310门关上的瞬间,陈浚铭长长地呼出一口气,整个人瘫在床上。
“紧张?”陈思罕坐上他旁边的椅子。
“有点。”陈浚铭老实承认,“以前大部分时候都是大家一起行动,这次咱俩留守,他们还是进山,有点担心,也有点紧张。”
“后方支援同样重要。”陈思罕打开笔记本电脑,连接上专用的移动电源,“没有我们,他们在山里就是瞎子聋子。
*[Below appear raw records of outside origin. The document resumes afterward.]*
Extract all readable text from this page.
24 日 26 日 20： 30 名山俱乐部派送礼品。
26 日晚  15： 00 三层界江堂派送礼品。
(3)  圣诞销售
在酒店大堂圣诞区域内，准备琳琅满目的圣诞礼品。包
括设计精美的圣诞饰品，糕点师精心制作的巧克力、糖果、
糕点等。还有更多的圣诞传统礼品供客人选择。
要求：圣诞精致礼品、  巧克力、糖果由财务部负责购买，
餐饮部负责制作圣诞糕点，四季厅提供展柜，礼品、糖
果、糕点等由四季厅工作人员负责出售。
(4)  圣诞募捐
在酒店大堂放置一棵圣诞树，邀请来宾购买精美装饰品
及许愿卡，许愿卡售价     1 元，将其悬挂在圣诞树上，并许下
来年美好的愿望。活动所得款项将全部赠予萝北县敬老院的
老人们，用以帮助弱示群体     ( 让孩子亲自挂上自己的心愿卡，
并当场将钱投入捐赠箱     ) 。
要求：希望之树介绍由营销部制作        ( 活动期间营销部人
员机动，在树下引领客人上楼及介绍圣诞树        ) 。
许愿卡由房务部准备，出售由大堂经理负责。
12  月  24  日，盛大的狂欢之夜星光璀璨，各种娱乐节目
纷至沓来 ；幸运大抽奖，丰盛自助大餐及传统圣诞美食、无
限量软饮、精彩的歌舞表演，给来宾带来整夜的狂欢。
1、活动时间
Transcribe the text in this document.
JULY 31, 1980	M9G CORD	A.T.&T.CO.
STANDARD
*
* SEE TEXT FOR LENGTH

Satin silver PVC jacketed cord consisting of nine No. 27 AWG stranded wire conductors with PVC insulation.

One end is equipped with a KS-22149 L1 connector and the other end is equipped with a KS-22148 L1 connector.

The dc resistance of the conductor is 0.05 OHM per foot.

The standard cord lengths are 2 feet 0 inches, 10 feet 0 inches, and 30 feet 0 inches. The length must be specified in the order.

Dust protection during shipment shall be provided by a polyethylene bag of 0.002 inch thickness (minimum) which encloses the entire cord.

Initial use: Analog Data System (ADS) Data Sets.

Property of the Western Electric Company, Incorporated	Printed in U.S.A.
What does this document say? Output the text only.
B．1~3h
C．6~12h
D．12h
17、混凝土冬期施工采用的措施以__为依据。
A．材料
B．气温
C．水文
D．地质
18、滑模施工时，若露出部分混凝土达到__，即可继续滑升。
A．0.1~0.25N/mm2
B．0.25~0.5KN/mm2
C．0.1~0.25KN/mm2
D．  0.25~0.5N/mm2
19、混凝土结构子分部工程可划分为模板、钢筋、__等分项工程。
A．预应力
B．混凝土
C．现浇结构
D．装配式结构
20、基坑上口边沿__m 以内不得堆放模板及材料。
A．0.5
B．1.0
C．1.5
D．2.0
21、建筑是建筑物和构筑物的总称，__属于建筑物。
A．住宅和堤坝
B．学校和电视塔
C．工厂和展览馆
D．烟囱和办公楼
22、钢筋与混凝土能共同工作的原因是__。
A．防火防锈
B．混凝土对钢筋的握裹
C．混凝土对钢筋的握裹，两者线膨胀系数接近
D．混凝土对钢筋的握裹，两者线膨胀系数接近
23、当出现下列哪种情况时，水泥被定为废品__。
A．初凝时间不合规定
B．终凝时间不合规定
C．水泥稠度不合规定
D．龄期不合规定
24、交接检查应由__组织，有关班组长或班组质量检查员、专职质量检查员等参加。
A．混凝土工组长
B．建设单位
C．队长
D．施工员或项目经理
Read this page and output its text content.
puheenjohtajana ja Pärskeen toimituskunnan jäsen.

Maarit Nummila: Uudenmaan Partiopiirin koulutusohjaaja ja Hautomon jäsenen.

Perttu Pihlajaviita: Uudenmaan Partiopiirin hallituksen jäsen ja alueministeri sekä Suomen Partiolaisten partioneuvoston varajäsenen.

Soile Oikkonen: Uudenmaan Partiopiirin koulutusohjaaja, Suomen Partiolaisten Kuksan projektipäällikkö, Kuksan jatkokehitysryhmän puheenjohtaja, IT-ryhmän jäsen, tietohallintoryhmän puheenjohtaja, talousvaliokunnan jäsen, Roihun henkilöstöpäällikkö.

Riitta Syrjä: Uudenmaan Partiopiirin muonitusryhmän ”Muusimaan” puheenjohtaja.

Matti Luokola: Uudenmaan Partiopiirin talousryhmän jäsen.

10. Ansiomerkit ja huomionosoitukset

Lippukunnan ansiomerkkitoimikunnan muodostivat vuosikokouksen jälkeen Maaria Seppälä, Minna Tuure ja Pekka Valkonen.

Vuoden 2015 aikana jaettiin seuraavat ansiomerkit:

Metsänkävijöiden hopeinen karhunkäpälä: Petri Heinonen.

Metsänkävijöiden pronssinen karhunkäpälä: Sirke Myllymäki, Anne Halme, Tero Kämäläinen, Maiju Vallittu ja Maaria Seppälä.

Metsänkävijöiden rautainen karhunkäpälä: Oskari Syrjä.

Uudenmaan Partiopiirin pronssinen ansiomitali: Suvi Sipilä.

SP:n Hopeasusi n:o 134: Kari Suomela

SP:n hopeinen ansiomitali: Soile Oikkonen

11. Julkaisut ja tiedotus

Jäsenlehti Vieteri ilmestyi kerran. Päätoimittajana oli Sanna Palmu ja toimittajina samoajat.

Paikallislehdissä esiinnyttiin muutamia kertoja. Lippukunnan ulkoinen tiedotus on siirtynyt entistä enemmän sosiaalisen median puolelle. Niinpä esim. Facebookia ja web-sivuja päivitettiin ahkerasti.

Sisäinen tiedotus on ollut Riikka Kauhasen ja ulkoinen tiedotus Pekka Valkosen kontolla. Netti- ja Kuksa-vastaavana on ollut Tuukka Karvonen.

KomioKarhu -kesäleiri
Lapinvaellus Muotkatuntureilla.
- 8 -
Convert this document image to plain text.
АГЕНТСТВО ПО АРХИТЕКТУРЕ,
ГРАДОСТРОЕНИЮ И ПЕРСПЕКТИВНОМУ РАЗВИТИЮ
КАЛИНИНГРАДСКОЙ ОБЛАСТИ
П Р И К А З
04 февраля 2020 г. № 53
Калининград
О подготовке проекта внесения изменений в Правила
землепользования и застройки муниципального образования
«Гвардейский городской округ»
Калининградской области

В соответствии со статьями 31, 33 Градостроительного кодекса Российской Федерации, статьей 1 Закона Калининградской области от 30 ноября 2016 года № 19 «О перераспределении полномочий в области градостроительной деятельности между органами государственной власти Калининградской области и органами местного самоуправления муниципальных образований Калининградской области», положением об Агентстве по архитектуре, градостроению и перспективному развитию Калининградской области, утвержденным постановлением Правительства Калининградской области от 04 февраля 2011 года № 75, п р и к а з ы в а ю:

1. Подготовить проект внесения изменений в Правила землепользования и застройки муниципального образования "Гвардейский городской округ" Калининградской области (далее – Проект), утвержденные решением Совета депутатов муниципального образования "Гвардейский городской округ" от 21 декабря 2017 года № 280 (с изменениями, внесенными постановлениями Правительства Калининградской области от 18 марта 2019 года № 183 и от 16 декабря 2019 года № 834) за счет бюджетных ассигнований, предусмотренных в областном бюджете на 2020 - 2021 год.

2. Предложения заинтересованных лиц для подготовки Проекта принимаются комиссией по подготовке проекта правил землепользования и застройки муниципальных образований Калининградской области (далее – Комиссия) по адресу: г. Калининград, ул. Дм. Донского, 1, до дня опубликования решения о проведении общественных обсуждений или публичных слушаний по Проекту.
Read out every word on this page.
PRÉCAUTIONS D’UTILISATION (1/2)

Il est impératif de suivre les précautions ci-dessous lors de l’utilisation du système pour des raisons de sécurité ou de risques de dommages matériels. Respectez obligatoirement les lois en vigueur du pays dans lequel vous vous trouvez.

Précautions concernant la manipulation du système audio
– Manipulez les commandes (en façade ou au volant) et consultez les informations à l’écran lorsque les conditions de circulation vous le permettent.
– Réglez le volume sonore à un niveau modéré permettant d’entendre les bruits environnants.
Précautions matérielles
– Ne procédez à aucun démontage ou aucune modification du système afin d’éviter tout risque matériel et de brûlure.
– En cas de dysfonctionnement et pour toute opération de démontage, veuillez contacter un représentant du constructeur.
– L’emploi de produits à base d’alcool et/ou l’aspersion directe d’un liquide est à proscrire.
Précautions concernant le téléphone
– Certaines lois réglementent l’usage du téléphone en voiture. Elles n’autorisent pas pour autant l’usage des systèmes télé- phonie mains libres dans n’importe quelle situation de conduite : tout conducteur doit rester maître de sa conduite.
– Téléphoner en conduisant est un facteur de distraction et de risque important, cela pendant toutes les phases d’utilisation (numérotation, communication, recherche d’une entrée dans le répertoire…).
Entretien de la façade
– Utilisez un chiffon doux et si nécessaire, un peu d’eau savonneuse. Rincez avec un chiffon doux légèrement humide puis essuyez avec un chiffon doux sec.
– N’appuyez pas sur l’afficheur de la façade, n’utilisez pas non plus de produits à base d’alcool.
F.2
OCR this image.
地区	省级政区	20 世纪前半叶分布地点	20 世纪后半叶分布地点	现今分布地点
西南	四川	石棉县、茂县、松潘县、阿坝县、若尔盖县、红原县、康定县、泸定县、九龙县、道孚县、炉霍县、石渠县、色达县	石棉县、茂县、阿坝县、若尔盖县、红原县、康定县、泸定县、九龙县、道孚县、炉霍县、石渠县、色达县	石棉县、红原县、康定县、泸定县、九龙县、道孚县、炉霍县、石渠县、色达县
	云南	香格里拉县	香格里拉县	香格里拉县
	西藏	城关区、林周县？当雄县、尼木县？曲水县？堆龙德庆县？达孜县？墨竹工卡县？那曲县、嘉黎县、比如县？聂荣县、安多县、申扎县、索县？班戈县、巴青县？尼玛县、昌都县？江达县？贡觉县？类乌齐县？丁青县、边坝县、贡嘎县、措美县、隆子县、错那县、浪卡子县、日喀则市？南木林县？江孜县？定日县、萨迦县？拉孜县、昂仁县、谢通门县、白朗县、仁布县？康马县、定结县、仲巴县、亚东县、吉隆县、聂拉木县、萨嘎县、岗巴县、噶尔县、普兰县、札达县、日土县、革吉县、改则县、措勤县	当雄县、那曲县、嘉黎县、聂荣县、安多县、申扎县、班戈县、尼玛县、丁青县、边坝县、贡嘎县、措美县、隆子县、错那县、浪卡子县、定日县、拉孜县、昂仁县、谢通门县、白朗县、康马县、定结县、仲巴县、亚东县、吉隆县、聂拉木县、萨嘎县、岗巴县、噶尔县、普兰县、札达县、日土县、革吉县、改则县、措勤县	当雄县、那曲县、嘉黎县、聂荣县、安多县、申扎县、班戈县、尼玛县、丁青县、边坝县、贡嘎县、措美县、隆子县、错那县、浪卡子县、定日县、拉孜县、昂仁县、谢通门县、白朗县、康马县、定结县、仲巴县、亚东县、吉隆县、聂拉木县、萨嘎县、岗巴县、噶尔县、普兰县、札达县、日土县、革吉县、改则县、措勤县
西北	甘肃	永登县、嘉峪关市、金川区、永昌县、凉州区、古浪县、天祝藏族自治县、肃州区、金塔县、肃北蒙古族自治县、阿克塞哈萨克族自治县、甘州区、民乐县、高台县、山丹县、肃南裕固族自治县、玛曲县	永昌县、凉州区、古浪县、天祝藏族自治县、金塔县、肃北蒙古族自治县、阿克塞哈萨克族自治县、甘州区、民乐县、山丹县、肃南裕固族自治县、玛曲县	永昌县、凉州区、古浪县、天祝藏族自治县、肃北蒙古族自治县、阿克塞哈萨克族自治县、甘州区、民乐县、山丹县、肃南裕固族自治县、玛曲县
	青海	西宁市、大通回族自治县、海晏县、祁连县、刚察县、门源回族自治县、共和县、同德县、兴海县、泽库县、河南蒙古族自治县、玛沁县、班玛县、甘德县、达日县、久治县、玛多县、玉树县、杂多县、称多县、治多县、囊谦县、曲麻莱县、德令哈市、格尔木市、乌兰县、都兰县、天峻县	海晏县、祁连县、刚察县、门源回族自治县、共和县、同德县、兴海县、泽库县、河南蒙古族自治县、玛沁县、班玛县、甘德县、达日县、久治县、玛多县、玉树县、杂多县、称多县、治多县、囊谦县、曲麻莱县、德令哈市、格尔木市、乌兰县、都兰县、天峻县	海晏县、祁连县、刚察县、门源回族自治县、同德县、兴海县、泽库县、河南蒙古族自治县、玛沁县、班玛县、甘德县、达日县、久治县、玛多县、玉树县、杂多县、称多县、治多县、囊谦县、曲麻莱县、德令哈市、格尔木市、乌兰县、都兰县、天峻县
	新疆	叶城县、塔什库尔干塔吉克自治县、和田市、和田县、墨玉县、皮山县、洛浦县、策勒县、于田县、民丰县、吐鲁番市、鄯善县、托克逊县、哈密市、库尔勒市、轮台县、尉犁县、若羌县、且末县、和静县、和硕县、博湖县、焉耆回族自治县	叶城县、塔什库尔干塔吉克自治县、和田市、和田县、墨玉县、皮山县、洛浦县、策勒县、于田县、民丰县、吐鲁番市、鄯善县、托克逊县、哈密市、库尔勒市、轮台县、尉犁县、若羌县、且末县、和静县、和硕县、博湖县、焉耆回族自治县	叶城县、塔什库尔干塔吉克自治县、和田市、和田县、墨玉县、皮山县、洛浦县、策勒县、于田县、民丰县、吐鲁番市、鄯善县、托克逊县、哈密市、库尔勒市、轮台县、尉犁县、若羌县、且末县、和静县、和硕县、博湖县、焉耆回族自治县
”
这话让陈浚铭坐直了些:“对哦。我可是技术担当!”
“先干活。”陈思罕敲击键盘,屏幕上跳出五个绿色光点——那是进山组的实时位置。
陈思罕:“他们已经上路了,预计一小时后抵达北山脚下。在那之前,我们要完成赵勇的深度背景调查。”
陈浚铭:“好嘞!”
陈浚铭也打开自己的电脑,三块屏幕同时亮起:一块显示卫星地图,追踪着行动组的行进路线;一块运行着数据挖掘程序,正在爬取赵勇所有的网络痕迹;第三块是通讯监控界面,确保五个频道的信号稳定。
“思罕哥,”陈浚铭忽然问,“你说赵勇为什么要退社?”
陈思罕头也不抬:“资料显示是‘个人原因’,但肯定没那么简单。一个健身教练,加入渡鸦社两年,突然退出,然后不久就开始策划绑架——这中间一定有触发事件。”
陈浚铭:“会不会和陈卓的事故有关?”
陈思罕:“时间对不上。陈卓事故是两年前,赵勇退社是一年前。中间隔了一年。”
陈浚铭咬着嘴唇思考:“那这一年发生了什么?他失业了?受刺激了?还是……接触了什么人?”
“查他的社交关系。”陈思罕说,“尤其是退社前后那段时间,和谁来往密切。”
“已经在查了。”陈浚铭调出一张关系网图,“赵勇的社交圈很简单:家人、几个健身客户、渡鸦社的前社员。但有一处异常——退社后三个月,他和一个海外账号有过频繁邮件往来。”
陈思罕:“海外账号?”
“邮箱服务器在境外,注册信息是假的,但IP地址经过多次跳转,最终落地在……东南亚某国。”陈浚铭放大那张关系图,“邮件内容加密了,我正在破解,但需要时间。”
陈思罕盯着屏幕,手指轻敲桌面:“赵勇可能不是单独作案。他有同伙,或者至少,有指导者。”
“远程指导?”陈浚铭眼睛一亮,“对啊!这样就能解释为什么绑架手法这么专业了——有人教他!”
陈思罕:“继续破解邮件。同时查赵勇的经济状况,看他近期有没有大额资金往来。”
陈浚铭:“明白!”
两人陷入忙碌的沉默。敲击键盘的声音、鼠标点击的声音、机器运转的低鸣,在封闭的房间里交织成独特的节奏。
过了一会儿,陈浚铭忽然说:“思罕哥,你饿不饿?”
陈思罕看了眼时间:上午九点十分。早餐已经消化得差不多了,“有点。”
“我们去买点吃的吧!”陈浚铭拉着陈思罕的手立刻就要开门出去。
“等等。”陈思罕突然站住,“留一个人在这里吧,万一有情况。”
陈浚铭想了想:“那你去买,我守着。你吃东西挑,我买回来的你肯定嫌这嫌那。”
陈思罕挑眉:“我什么时候嫌过?”
“上次在C市,我买煎饼果子,你说葱花太多。上上次,我买包子,你说馅儿太咸。上上上次——”
“好了好了。”陈思罕无奈地笑,“我去买。你想吃什么?”
“随便,你买啥我吃啥。”陈浚铭咧嘴笑,“我不挑食。”
陈思罕出了房间,朝酒店对面的便利店走去。晨光里,他的背影挺拔清瘦,走路时肩线平稳,有种干净利落的美感。
陈浚铭趴在窗户上看了一会儿,直到陈思罕走进便利店,才收回目光。
屏幕上,五个绿色光点正在稳定移动,已经出了城区,驶上通往北山的省道。
耳机里传来张桂源的声音:“后方,能听到吗?”
“清楚。”陈浚铭立刻回应,“信号稳定,位置正常。预计四十五分钟后抵达山脚。”
张桂源:“收到。保持通讯。”
陈浚铭:“明白。”
陈浚铭切到数据挖掘界面,破解程序已经完成了百分之七十。他盯着进度条,手指无意识地敲着方向盘。